Reflections on the David (but no photos)

“No photo! No photo!”

The guards around the David in the Accademia Gallery in Florence dissuade you quickly if you should raise a camera or cell phone in the presence of Michelangelo‘s marble statue.

We visited the Accademia Wednesday and the Uffizi Thursday, viewing hundreds of paintings and statues by masters from centuries ago. Beautiful as they were, each was flawed. Baby Jesus often had the face of an adolescent or at least a boy old enough to run and play. Some masters tried to cram a few too many symbols into a picture. Proportions were occasionally out of whack.

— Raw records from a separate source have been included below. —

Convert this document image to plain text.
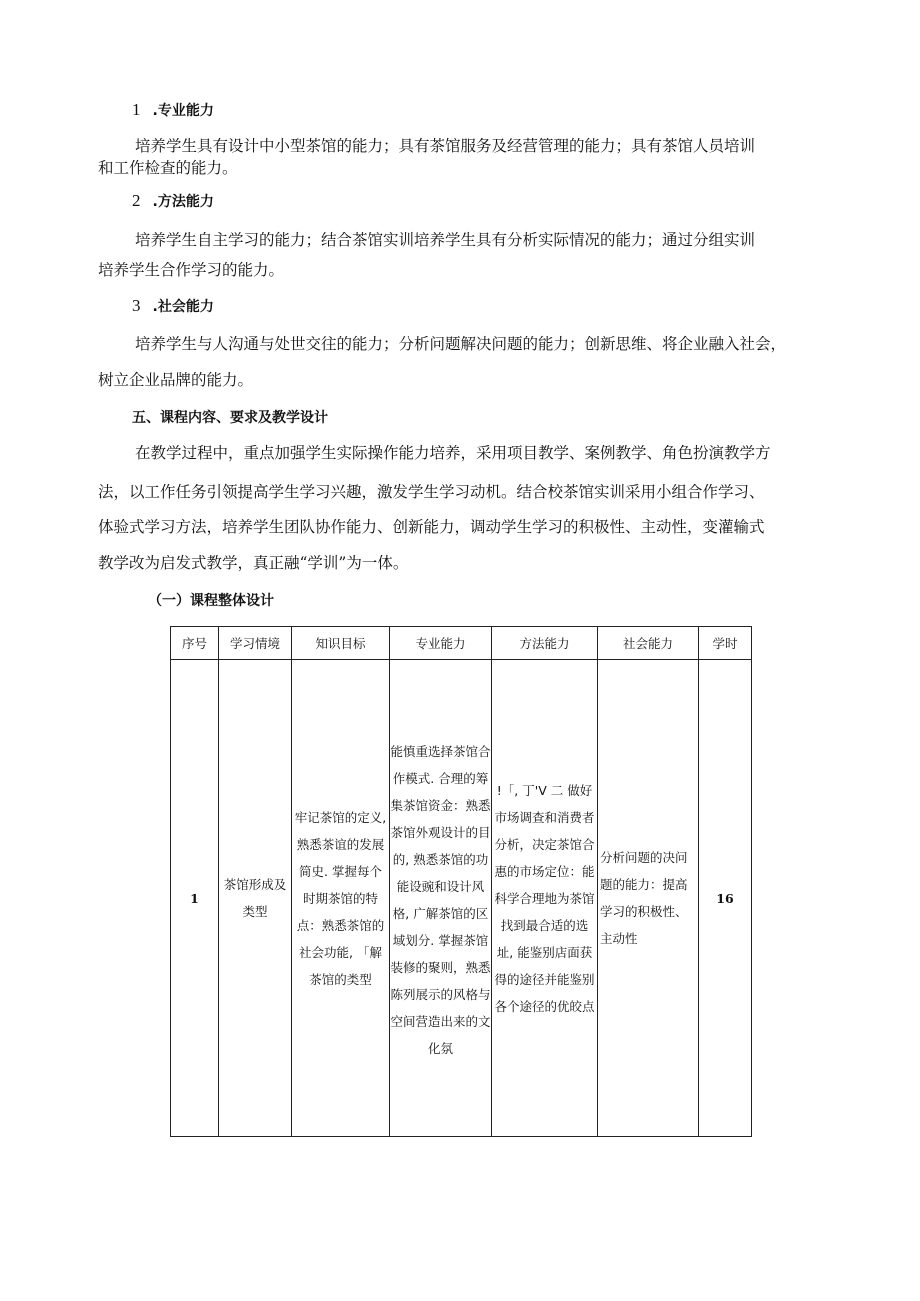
1 .专业能力
培养学生具有设计中小型茶馆的能力；具有茶馆服务及经营管理的能力；具有茶馆人员培训
和工作检查的能力。
2 .方法能力
培养学生自主学习的能力；结合茶馆实训培养学生具有分析实际情况的能力；通过分组实训
培养学生合作学习的能力。
3 .社会能力
培养学生与人沟通与处世交往的能力；分析问题解决问题的能力；创新思维、将企业融入社会，
树立企业品牌的能力。
五、课程内容、要求及教学设计
在教学过程中，重点加强学生实际操作能力培养，采用项目教学、案例教学、角色扮演教学方
法，以工作任务引领提高学生学习兴趣，激发学生学习动机。结合校茶馆实训采用小组合作学习、
体验式学习方法，培养学生团队协作能力、创新能力，调动学生学习的积极性、主动性，变灌输式
教学改为启发式教学，真正融“学训”为一体。
（一）课程整体设计
序号	学习情境	知识目标	专业能力	方法能力	社会能力	学时
1	茶馆形成及类型	牢记茶馆的定义, 熟悉茶谊的发展简史. 掌握每个时期茶馆的特点：熟悉茶馆的社会功能, 「解茶馆的类型	能慎重选择茶馆合作模式. 合理的筹集茶馆资金：熟悉茶馆外观设计的目的, 熟悉茶馆的功能设豌和设计风格, 广解茶馆的区域划分. 掌握茶馆装修的聚则，熟悉陈列展示的风格与空间营造出来的文化氛	!「, 丁'V 二 做好市场调查和消费者分析，决定茶馆合惠的市场定位：能科学合理地为茶馆找到最合适的选址, 能鉴别店面获得的途径并能鉴别各个途径的优皎点	分析问题的决问题的能力：提高学习的积极性、主动性	16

But the David was perfect. Larger than life, he commands your attention from the next gallery. The unfinished Michelangelo statues in that gallery are interesting, definitely worth a look after you’ve seen the David. But you can’t pause to look at them once Goliath’s slayer catches your eye. You just move through the hall, watching David as you move closer.

He certainly is as magnificent a piece of art as I have ever seen. How Michelangelo envisioned this massive figure from a hunk of marble, then brought him out of it, I simply cannot imagine.

My companion and I walked around him slowly, reading plaques and gazing at the flawless marble. Every vein and sinew was perfect. “Masterpiece” seems so inadequate to describe it. We browsed the rest of the gallery and found our way back. After him, everything else was just mildly interesting.

Really, they could let you snap away to your heart’s content. Photos do not — could not — do the David justice. The replica standing outside in a piazza a few blocks away doesn’t do it justice. There tourists snap photos like crazy.

But not at the real thing. Guards see to that. The David must be seen in person.